Search code examples
regexposixpcrepostfix-mta

How to convert a regex from PCRE to POSIX format, that warns about repetition-operator operand invalid?


Trying to anonymize received headers for relayed messages from authenticated postfix users, there is an example from https://we.riseup.net/debian/anonymizing-postfix:

/^Received: from (.* \([-._[:alnum:]]+ \[[.[:digit:]]{7,15}\]\)).*?([[:space:]]+).*\(Authenticated sender: ([^)]+)\).*by (auk\.riseup\.net) \(([^)]+)\) with (E?SMTPS?A?) id ([A-F[:digit:]]+).*/ REPLACE Received: from [127.0.0.1] (localhost [127.0.0.1])$2(Authenticated sender: $3)${2}with $6 id $7

When editing the file regexp:/etc/postfix/header_checks the result is an error message:

line 15: repetition-operator operand invalid

Now my guess is that the above regex is in PCRE format, where my Postfix requests a POSIX compatible regular expression.
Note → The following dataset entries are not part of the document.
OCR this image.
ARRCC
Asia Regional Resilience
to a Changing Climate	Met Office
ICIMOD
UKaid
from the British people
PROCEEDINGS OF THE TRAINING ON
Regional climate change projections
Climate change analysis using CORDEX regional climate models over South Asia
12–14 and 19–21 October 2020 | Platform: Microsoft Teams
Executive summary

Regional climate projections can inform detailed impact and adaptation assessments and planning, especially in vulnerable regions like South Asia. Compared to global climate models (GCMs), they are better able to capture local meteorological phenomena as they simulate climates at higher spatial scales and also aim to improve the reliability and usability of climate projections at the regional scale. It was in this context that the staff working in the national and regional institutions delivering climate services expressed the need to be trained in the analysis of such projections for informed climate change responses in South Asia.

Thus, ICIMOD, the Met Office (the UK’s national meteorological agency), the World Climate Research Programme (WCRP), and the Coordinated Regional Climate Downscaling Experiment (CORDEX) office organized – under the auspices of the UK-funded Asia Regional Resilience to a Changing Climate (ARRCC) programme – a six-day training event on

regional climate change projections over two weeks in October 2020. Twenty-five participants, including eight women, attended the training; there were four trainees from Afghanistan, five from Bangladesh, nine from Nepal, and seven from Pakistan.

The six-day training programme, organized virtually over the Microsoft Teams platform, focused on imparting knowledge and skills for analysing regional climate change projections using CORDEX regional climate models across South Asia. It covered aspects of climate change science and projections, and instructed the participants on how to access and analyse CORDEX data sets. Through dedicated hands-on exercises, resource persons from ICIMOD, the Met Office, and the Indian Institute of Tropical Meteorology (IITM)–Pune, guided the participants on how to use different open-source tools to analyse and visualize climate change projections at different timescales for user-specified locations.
How to make the above regular expression POSIX regexp compliant for use in a Postfix header_checks file?


Solution

  • Your hunch is correct, .*? is a PCRE construct: .* is normal "any character, as many times as possible, at least zero times", and the trailing question mark changes that to "... as few times as possible ...". SUSv4 says:

    The behavior of multiple adjacent duplication symbols ( '+' , '*' , '?' , and intervals) produces undefined results.

    i haven't studied the pattern too much, but you should be able to work around this particular incompatibility: the next subpattern is ([[:space:]]+), so you should be able to reformulate it as "any non-space character...":

    [^[:space:]]*([[:space:]]+)
    

    or maybe just get rid of the problem by omitting the question mark. the space-eater is followed by another .* after all.